Professional police officers have a set of standards by which they live and work.

The Maine State Police had several books pertaining to policy that were our bibles. As long as we followed the policies and procedures, we knew, in the end, there would not be a problem.

It was how we built trust with the public for whom we worked. In addition, the policies reflect the Maine State Police core values of integrity, fairness, compassion and excellence.

Criminals, though, do not follow such rules.

So it was up to us, the good guys, to figure out ways to get the bad guys and stay within the laws. Countless times, while investigating major crimes, it was tempting to cross that line to get the information I needed to make arrests.

But for me, I couldn’t do it. I know it’s a long road without a curve and sooner or later, I knew, my suspect would mess up and I would be there to pick up the pieces.

This story is an example of needing more information before I could make an arrest. It was frustrating to be so close but still to need more. Knowing and proving are two different things.

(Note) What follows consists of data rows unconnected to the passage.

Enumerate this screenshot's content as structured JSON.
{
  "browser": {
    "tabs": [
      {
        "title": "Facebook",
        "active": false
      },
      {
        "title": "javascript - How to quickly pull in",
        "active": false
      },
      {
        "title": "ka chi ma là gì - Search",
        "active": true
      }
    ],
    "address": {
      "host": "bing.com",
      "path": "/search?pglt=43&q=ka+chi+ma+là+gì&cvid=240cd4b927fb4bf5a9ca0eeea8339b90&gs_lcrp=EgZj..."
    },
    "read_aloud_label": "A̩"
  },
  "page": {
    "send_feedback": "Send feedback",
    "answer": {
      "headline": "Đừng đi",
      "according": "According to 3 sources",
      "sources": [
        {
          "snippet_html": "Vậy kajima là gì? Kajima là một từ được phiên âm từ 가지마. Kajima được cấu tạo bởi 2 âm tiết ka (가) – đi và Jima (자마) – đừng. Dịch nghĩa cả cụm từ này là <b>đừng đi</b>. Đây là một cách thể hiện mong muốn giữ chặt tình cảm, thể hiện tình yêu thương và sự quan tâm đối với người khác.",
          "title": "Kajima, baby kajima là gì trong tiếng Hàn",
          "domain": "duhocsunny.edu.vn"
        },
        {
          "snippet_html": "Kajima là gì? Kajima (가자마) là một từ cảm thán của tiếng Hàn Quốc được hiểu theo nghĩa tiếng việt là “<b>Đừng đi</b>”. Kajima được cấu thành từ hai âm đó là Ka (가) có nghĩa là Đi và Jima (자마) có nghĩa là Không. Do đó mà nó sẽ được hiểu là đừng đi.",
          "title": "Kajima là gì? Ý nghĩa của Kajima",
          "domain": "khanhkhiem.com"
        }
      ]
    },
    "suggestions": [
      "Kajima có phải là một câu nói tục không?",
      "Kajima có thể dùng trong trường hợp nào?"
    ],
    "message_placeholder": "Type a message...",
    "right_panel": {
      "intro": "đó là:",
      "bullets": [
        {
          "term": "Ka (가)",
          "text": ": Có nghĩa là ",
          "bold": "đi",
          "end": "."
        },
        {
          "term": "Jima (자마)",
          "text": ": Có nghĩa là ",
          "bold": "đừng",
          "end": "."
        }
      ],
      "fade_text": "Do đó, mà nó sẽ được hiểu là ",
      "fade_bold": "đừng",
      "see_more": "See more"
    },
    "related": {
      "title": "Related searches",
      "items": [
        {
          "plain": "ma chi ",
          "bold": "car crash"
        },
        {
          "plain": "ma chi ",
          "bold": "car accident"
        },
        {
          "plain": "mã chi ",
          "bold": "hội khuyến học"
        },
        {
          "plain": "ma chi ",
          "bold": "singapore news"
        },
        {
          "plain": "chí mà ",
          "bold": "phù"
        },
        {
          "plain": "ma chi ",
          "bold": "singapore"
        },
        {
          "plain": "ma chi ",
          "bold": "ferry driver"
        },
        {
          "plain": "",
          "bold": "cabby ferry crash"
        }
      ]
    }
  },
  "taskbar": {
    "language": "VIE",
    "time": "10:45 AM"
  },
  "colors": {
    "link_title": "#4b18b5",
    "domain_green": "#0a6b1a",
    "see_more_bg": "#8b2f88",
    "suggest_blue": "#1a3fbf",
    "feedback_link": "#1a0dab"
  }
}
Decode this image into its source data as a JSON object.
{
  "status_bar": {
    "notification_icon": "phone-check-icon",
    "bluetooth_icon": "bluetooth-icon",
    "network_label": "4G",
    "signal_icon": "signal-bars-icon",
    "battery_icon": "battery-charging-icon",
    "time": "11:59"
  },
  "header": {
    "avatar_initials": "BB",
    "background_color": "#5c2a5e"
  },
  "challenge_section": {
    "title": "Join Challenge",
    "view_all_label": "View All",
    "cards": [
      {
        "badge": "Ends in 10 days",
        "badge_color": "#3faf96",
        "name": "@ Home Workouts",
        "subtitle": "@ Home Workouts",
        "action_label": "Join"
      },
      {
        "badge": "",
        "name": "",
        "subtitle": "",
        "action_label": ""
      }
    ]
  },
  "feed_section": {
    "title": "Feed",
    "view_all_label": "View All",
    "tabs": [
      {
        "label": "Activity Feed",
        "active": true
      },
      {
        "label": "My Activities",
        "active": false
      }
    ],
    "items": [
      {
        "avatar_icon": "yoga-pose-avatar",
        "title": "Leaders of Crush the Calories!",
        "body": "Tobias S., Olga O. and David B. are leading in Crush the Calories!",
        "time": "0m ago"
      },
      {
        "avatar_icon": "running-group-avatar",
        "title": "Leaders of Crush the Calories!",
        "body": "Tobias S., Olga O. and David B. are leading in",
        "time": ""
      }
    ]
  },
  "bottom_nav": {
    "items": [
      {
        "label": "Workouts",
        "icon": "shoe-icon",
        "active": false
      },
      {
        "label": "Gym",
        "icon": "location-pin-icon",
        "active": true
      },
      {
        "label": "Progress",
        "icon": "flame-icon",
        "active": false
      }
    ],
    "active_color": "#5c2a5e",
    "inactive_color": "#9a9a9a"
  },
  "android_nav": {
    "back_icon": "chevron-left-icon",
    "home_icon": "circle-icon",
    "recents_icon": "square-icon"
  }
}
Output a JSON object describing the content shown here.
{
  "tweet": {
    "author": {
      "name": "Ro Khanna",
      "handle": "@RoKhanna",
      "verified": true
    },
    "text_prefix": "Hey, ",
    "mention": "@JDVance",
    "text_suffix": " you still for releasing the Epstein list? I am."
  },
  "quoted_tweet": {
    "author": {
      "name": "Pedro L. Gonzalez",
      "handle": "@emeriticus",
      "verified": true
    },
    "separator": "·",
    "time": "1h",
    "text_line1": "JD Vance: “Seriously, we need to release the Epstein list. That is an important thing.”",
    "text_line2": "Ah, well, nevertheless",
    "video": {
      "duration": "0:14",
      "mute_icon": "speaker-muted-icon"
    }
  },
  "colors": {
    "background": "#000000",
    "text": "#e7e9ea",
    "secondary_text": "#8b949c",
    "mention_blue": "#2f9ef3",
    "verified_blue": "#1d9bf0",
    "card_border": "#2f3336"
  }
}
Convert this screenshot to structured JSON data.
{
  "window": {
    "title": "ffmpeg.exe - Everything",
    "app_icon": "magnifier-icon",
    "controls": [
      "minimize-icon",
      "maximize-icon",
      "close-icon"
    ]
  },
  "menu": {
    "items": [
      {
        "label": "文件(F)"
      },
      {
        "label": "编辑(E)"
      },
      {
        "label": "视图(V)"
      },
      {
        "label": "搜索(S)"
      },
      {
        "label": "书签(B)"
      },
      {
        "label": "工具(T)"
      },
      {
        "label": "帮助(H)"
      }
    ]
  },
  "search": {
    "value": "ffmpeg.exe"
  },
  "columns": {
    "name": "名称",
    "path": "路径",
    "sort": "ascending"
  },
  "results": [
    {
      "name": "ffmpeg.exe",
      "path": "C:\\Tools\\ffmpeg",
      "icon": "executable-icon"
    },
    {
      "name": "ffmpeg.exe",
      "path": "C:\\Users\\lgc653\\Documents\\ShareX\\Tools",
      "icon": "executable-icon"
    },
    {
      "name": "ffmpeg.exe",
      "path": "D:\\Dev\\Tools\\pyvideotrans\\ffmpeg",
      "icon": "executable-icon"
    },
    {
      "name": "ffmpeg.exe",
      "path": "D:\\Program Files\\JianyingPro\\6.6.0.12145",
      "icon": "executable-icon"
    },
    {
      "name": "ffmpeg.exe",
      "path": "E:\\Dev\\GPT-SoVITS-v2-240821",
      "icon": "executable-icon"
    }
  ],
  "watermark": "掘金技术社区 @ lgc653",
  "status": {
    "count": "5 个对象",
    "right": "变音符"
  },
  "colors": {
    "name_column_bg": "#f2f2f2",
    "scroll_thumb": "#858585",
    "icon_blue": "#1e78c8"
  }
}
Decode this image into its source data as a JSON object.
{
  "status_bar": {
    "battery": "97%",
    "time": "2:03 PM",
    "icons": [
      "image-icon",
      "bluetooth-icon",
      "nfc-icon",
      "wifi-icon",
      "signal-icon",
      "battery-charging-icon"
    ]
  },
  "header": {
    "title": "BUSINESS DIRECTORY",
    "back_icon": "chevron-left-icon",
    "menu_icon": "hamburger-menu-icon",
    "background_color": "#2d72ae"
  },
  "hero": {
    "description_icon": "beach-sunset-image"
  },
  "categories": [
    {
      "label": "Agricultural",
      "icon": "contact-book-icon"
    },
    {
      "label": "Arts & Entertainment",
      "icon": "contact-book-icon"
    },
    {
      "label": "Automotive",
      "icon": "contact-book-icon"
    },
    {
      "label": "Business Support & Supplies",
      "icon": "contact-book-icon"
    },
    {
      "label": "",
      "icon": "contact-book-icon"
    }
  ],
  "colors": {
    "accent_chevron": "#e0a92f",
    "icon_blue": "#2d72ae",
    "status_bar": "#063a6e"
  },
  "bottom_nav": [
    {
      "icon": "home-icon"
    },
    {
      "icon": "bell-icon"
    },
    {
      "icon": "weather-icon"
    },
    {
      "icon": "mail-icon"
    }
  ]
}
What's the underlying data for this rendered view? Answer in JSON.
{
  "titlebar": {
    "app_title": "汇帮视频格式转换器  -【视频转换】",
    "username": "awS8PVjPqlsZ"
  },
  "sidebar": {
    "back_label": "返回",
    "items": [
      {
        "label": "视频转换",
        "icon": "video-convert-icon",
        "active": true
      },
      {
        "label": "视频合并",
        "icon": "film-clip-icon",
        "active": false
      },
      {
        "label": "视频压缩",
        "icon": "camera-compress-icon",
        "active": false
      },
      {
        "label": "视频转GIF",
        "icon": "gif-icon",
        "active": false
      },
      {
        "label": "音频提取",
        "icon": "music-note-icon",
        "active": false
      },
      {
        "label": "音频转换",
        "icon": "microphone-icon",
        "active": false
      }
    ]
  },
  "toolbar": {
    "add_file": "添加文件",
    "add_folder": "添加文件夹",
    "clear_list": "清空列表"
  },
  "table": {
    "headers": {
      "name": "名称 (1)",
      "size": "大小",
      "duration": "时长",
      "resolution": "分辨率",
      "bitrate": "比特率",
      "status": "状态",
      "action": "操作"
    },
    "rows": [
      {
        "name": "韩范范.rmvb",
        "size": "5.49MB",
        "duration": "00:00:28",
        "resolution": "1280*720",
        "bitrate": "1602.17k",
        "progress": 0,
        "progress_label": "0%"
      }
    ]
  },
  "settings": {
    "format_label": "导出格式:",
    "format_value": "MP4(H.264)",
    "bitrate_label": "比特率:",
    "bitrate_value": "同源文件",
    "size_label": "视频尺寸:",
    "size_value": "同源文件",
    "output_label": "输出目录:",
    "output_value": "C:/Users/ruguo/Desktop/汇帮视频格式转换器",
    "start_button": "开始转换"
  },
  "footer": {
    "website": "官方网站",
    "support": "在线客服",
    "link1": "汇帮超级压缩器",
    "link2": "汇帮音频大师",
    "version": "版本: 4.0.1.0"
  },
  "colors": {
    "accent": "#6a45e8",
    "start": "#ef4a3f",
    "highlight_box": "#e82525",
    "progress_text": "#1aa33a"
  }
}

As with a lot of cases, good information comes when two people fight. One of them always wants to hurt the other one to get back at them. This case started in 1984 with a phone call.

“Hey Mark, do you know Fred Harris up there in Troy?”

“Yes I do. He’s that farmer, right?”

“Yep. Well he’s got a stolen truck parked out on his property. It was almost new when he got it and it’s been there for a long time. He won’t register it cause it’s stolen but he’s taken most of the good stuff off it and put it on his other trucks,” I was told.


“Yep, it’s a big red commercial truck. And I want you to catch him with it.”

“Well, I need more than you just telling me it’s stolen,” I told the informer.

“All I know is, it came from out of state and he’s had it for about five years.”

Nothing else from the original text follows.